Asked about the right way to test SSDs, there is no easy answer. Each metric has unique strengths. For consumers, however, we have to say that trace-based benchmarking is most representative, so long as the trace properly mirrors what the consumer is doing on his or her machine as well. Why is this?
Well, synthetic benchmarks test one specific scenario. For example, running Iometer requires defined settings for queue depth, transfer sizes, and seek distance. But how often is your workload exactly 80% 4 KB random reads and 20% 4 KB random writes at queue depth of four? Even if you change those values, it can be difficult to see how they relate to the real-world when you're trying to isolate one specific performance attribute. This does work well for gauging the behaviour of many enterprise applications, where a server might host a single piece of software accessing data in a consistent way.
Application benchmarks are a little different. There, you're measuring the performance of a specific application (or a set of applications), but without regard to queue depth, transfer sizes, or seek distance. Some tests, such as SYSmark, spit out a relative score based on an arbitrary unit of measure. Other application-based metrics are incredibly useful because they measure performance in a more tangible way. For example, the MySQL TPCC benchmark provides scores in transactions per second. That's an intuitive measurement for an IT manager tasked with increasing the number of queries a server can handle. Unfortunately, in many cases, application-based benchmarks are either ambiguous or limited to a specific scenario.

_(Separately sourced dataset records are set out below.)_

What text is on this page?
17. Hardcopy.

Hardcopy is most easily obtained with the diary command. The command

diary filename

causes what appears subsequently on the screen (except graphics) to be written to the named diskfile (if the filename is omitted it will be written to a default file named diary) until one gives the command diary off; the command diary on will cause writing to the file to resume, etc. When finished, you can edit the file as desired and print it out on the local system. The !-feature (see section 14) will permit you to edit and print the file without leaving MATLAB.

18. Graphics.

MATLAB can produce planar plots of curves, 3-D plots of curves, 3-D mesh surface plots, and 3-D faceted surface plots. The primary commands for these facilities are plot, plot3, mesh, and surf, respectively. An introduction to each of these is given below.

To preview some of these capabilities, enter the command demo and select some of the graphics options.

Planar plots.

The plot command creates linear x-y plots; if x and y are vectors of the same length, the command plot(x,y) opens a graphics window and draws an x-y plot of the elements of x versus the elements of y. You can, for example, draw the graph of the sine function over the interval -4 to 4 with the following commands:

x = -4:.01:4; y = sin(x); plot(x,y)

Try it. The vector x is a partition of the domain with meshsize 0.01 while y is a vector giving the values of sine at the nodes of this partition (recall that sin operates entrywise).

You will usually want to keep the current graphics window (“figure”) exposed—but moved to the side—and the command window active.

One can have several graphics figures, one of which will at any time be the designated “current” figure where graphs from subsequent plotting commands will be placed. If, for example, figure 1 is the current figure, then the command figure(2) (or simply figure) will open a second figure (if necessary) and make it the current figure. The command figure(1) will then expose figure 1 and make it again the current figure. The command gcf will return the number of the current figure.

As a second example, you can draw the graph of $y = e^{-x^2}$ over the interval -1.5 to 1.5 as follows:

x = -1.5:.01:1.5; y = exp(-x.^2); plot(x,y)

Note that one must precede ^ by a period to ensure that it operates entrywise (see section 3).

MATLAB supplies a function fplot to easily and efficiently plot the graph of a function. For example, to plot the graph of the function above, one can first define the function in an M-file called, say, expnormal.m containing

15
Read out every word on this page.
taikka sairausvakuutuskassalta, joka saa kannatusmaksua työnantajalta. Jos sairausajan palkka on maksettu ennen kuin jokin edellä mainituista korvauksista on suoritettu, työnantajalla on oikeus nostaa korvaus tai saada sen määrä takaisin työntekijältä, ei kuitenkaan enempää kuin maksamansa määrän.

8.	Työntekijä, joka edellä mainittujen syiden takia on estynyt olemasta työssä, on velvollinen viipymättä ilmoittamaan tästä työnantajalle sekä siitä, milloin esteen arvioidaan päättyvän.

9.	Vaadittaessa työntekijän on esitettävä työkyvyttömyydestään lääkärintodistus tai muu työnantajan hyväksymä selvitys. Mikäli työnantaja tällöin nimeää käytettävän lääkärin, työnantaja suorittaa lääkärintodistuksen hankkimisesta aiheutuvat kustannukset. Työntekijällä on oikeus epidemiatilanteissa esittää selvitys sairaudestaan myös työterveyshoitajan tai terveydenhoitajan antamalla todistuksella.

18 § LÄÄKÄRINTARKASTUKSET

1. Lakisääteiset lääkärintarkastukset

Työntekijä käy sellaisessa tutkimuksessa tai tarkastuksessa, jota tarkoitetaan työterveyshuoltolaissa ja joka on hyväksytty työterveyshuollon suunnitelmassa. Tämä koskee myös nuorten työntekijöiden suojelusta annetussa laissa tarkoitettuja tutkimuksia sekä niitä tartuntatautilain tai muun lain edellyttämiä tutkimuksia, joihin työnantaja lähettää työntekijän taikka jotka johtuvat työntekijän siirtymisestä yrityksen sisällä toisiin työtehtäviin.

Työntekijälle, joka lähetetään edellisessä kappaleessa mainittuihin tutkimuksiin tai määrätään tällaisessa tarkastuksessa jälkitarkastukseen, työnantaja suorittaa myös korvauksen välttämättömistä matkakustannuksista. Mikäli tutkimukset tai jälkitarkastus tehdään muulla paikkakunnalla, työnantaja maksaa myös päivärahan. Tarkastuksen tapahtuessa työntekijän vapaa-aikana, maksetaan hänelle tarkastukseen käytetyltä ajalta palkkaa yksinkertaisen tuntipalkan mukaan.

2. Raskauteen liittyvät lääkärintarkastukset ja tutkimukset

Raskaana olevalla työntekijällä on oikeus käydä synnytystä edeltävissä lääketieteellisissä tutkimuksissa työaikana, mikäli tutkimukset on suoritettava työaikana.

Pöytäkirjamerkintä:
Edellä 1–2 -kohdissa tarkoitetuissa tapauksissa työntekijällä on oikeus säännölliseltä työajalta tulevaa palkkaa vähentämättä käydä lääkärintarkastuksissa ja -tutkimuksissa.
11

Trace-based benchmarks are a mix of the two aforementioned approaches, measuring performance as the drive is actually used. This involves recording the I/O commands at the operating system level and playing them back. The result is a benchmark where queue depth, transfer size, and seek distance change over time. That's a great way to shed some light on a more long-term view of performance, which is why we based our Storage Bench v1.0 on a trace.
The complication is that no two users' workloads are the same. So, a trace is most valuable to the folks who run similar applications.
However, traces still offer an intuitive way to express the overall performance difference between two storage solutions. Synthetic benchmarks are usually dialled up to unrealistic settings, demonstrating the most fringe differences between two drives as a means to draw some sort of conclusion at the end of the story. An application-based benchmark might do a better job of illustrating real-world differences, but then only in a specific piece of software. Using traces, it's possible to see how responsive one drive is versus another.